En 2007, le service Terre est fusionné avec le service Economie. «Au fil du temps, on s’est rendu compte que les questions environnementales traversaient toutes les questions économiques. Cela nous a poussés à créer un service Eco-Terre. L’idée était que la transition écologique devait se faire avec les entreprises et pas contre elles. Mais force est de constater que les questions environnementales se sont peu à peu fait bouffer par les questions économiques», témoigne Alexandra Schwartzbrod, qui a dirigé les deux services.
«Renouvellement des angles et des traitements»
Après 2015, le journal passe d’une cellule environnement dédiée à des référents répartis dans plusieurs services. Cette situation ne satisfait pas les spécialistes du sujet, notamment chez les plus jeunes, qui recréent un embryon de service environnement, plus informel, sous la bannière du web. Mais le changement climatique lasse. «On nous renvoie à un truc répétitif et déprimant.

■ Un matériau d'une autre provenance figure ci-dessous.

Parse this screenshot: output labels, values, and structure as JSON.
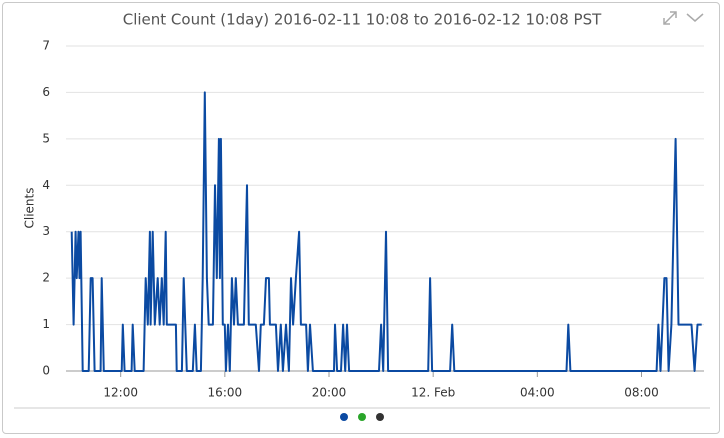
{
  "chart_data": {
    "type": "line",
    "title": "Client Count (1day) 2016-02-11 10:08 to 2016-02-12 10:08 PST",
    "y_label": "Clients",
    "color": "#0b4aa2",
    "grid": true,
    "xlim": [
      9.9,
      34.4
    ],
    "ylim": [
      0,
      7
    ],
    "yticks": [
      0,
      1,
      2,
      3,
      4,
      5,
      6,
      7
    ],
    "xticks": [
      {
        "value": 12,
        "label": "12:00"
      },
      {
        "value": 16,
        "label": "16:00"
      },
      {
        "value": 20,
        "label": "20:00"
      },
      {
        "value": 24,
        "label": "12. Feb"
      },
      {
        "value": 28,
        "label": "04:00"
      },
      {
        "value": 32,
        "label": "08:00"
      }
    ],
    "x": [
      10.12,
      10.19,
      10.27,
      10.31,
      10.38,
      10.42,
      10.46,
      10.54,
      10.77,
      10.85,
      10.92,
      11.0,
      11.23,
      11.27,
      11.35,
      12.04,
      12.08,
      12.15,
      12.42,
      12.46,
      12.54,
      12.88,
      12.96,
      13.04,
      13.12,
      13.15,
      13.23,
      13.31,
      13.42,
      13.5,
      13.58,
      13.65,
      13.73,
      13.77,
      14.12,
      14.15,
      14.35,
      14.42,
      14.54,
      14.77,
      14.85,
      14.92,
      15.08,
      15.15,
      15.23,
      15.31,
      15.38,
      15.54,
      15.62,
      15.69,
      15.77,
      15.81,
      15.85,
      15.92,
      16.0,
      16.04,
      16.12,
      16.19,
      16.27,
      16.35,
      16.42,
      16.5,
      16.62,
      16.73,
      16.85,
      16.92,
      17.08,
      17.19,
      17.31,
      17.38,
      17.5,
      17.58,
      17.69,
      17.73,
      17.96,
      18.04,
      18.15,
      18.23,
      18.35,
      18.46,
      18.54,
      18.62,
      18.73,
      18.85,
      18.92,
      19.12,
      19.19,
      19.27,
      19.38,
      20.19,
      20.23,
      20.31,
      20.46,
      20.54,
      20.62,
      20.69,
      20.77,
      21.92,
      22.0,
      22.08,
      22.19,
      22.27,
      23.81,
      23.88,
      23.96,
      24.65,
      24.73,
      24.81,
      29.12,
      29.19,
      29.27,
      32.58,
      32.65,
      32.73,
      32.88,
      32.96,
      33.04,
      33.15,
      33.31,
      33.42,
      33.92,
      34.04,
      34.15,
      34.31
    ],
    "values": [
      3,
      1,
      3,
      2,
      3,
      2,
      3,
      0,
      0,
      2,
      2,
      0,
      0,
      2,
      0,
      0,
      1,
      0,
      0,
      1,
      0,
      0,
      2,
      1,
      3,
      1,
      3,
      1,
      2,
      1,
      2,
      1,
      3,
      1,
      1,
      0,
      0,
      2,
      0,
      0,
      1,
      0,
      0,
      2,
      6,
      2,
      1,
      1,
      4,
      2,
      5,
      2,
      5,
      1,
      1,
      0,
      1,
      0,
      2,
      1,
      2,
      1,
      1,
      1,
      4,
      1,
      1,
      1,
      0,
      1,
      1,
      2,
      2,
      1,
      1,
      0,
      1,
      0,
      1,
      0,
      2,
      1,
      2,
      3,
      1,
      1,
      0,
      1,
      0,
      0,
      1,
      0,
      0,
      1,
      0,
      1,
      0,
      0,
      1,
      0,
      3,
      0,
      0,
      2,
      0,
      0,
      1,
      0,
      0,
      1,
      0,
      0,
      1,
      0,
      2,
      2,
      0,
      1,
      5,
      1,
      1,
      0,
      1,
      1
    ]
  }
}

Il y a une exigence de renouvellement des angles et des traitements», explique Guillaume Launay, chef du web. Nommé chef du service société, il devient responsable d’une petite cellule environnement rapatriée au sein de ce service et animée par Aude Massiot, mais tous deux quittent le journal peu après.
L’été 2022 marque un tournant dans la compréhension du grand public de l’urgence de l’enjeu climatique. Un été qui marque le début de notre nouvelle vie climatique. «Les effets du changement climatique ont fait des ravages ces derniers mois, présageant une aggravation des catastrophes», écrivait-on en une le 31 août 2022. En février 2023, le journal crée un poste de rédactrice en chef adjointe dédiée à l’environnement. Anne-Laure Barret est recrutée pour encadrer une petite équipe de journalistes dédiés au sujet et coordonner la production des autres services sur ce thème. «Il faut augmenter les échanges et le travail en commun sur le sujet. Il y a urgence», explique Alexandra Schwartzbrod, devenue directrice adjointe de la rédaction.